Les IED en Afrique ont reculé de 9% en 2010, indique la Conférence des Nations unies sur le commerce et le développement (Cnuced) dans son rapport annuel sur l'investissement dans le monde.
Selon le World Investment Report 2011 (Rapport sur l'investissement dans le monde 2011), publié, mardi, les entrées d'IED en Afrique pour l'année ont totalisé 55 milliards de dollars, soit 10% du total des flux d'IED vers les pays en développement, contre 12% en 2009.
Le rapport relève que les dix premiers pays d'accueil de l'IED en 2009-2010 dans le continent sont l'Angola, l'Egypte, le Nigéria, la Libye, la RDC, le Congo, le Ghana, l'Algérie, le Soudan et l'Afrique du Sud.

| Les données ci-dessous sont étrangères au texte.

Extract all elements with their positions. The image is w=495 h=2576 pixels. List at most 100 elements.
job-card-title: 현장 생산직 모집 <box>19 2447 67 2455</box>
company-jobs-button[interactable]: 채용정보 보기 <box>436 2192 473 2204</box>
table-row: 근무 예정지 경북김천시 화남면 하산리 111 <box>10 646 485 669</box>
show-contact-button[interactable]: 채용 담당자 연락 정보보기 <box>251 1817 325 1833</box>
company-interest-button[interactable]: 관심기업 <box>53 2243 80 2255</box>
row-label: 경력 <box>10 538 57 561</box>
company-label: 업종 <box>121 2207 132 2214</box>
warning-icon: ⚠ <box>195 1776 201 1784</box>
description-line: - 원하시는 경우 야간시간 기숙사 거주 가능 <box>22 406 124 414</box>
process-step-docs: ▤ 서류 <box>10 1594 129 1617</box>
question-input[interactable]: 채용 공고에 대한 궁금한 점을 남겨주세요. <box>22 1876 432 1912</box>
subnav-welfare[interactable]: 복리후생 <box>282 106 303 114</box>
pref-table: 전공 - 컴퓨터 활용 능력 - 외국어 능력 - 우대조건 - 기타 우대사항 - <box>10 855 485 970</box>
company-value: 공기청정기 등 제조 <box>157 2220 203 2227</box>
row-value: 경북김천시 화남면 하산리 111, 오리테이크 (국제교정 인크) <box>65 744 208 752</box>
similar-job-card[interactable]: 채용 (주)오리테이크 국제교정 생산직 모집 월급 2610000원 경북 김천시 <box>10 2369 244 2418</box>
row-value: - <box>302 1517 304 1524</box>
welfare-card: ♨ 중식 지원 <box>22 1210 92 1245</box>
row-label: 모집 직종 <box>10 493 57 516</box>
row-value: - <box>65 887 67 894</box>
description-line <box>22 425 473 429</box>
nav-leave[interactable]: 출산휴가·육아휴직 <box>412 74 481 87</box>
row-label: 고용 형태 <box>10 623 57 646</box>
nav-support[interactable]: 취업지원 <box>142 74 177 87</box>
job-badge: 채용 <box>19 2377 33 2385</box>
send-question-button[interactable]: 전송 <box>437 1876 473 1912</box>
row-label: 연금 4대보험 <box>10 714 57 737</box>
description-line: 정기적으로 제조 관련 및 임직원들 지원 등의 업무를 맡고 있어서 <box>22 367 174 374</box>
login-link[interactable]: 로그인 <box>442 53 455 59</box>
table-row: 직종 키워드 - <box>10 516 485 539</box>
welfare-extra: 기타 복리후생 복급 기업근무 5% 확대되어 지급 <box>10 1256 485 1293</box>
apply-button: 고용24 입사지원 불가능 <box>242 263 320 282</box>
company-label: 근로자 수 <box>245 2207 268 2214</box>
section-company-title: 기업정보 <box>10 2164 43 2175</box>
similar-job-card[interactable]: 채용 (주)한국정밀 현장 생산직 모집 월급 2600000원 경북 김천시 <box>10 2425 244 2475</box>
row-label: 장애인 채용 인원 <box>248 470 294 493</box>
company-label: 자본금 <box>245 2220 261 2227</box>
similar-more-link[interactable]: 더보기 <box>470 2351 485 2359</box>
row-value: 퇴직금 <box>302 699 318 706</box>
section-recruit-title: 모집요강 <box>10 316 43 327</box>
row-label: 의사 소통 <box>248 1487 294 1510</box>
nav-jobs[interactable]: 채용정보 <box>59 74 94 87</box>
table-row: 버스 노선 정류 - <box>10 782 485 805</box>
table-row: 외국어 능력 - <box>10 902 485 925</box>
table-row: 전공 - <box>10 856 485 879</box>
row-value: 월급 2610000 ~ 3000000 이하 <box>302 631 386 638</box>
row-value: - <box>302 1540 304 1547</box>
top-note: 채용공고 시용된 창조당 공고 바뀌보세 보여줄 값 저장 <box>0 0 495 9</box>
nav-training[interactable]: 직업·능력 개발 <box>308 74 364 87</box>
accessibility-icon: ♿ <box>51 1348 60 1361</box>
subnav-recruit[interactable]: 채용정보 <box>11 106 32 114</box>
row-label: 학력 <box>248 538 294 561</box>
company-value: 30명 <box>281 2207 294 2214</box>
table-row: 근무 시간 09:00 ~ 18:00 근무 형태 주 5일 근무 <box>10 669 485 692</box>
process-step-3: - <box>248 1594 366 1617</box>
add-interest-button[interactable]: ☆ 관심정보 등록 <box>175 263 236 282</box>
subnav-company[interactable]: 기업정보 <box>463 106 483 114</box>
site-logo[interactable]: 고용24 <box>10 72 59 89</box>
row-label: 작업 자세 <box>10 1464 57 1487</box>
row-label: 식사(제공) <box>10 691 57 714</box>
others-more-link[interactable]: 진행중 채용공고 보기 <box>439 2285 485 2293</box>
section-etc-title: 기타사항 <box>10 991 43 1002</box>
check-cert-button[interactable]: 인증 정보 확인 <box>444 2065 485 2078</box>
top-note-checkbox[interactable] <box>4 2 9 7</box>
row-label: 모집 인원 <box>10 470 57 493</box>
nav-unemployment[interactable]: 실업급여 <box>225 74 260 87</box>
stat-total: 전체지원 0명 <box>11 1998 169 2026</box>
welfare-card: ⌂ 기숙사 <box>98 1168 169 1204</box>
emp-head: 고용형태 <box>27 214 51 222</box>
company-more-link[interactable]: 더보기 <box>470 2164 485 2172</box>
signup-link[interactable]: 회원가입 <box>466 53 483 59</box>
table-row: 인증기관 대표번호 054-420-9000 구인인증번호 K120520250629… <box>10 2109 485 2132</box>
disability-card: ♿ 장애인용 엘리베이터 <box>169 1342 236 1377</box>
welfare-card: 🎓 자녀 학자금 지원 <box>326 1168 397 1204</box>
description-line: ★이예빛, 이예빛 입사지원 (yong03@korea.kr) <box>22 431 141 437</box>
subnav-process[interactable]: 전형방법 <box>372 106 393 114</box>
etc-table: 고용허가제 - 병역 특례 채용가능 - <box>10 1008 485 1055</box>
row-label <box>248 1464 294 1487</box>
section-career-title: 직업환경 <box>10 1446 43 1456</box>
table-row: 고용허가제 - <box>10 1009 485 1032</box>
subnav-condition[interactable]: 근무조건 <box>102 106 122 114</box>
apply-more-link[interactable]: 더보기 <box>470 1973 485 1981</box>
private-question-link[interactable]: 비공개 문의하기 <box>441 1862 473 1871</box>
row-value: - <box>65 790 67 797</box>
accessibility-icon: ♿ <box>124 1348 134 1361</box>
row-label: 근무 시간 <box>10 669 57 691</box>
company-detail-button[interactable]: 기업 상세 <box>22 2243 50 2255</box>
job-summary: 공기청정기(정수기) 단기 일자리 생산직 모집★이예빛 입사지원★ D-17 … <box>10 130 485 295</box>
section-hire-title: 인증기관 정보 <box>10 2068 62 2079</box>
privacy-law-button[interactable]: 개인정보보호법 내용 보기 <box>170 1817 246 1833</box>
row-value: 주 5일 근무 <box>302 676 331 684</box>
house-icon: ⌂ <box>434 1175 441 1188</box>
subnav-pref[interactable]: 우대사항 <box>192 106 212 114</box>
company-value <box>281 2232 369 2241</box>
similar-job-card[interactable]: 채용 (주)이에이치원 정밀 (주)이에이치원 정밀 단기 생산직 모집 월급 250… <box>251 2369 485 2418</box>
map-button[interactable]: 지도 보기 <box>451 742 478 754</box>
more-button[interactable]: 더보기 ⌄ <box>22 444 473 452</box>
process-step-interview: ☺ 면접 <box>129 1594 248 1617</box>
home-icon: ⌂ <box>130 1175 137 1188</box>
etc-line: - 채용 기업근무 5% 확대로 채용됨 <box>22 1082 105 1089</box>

Le document note que pour la deuxième année consécutive, les IED en Afrique du Nord, qui représentent environ un tiers du total des flux d'IED vers le continent, ont reculé pour s'établir à 17 milliards de dollars, signalant que le taux de la baisse a fortement diminué et que la sous-région présente une image contrastée. En 2010, précise-t-il, les flux d'IED en Libye, par exemple, ont grimpé de plus de 40%, à 3,8 milliards de dollars, un «rebond qui semble toutefois devoir être de courte durée compte tenu de la situation politique qui règne dans le pays».
Si l'on en juge par les données sur les investissements de création de capacités dans les quatre premiers mois de 2011, les entrées d'IED en Afrique du Nord devraient baisser, prévoit le rapport, ajoutant qu'aucune grande transaction de fusion-acquisition ne semble avoir eu lieu au cours des cinq premiers mois de l'année.
La Cnuced signale que les IED dans le secteur primaire, notamment le secteur pétrolier, ont continué de dominer les flux d'investissement à destination de l'Afrique.
Les entrées d'IED dans les pays de l'Afrique de l'Ouest -qui absorbent environ un cinquième (11 milliards de dollars) du total des flux vers le Continent- ont aussi diminué et des préoccupations d'ordre réglementaire concernant le secteur pétrolier ont contribué à une baisse de 29% des investissements au Nigéria, qui a tout de même absorbé plus de la moitié des entrées d'IED dans la sous-région, d'après la même source.
Le rapport ajoute qu'au Ghana et au Niger, le secteur pétrolier naissant a attiré des entrées record, avec 2,5 milliards de dollars et 947 millions de dollars, respectivement.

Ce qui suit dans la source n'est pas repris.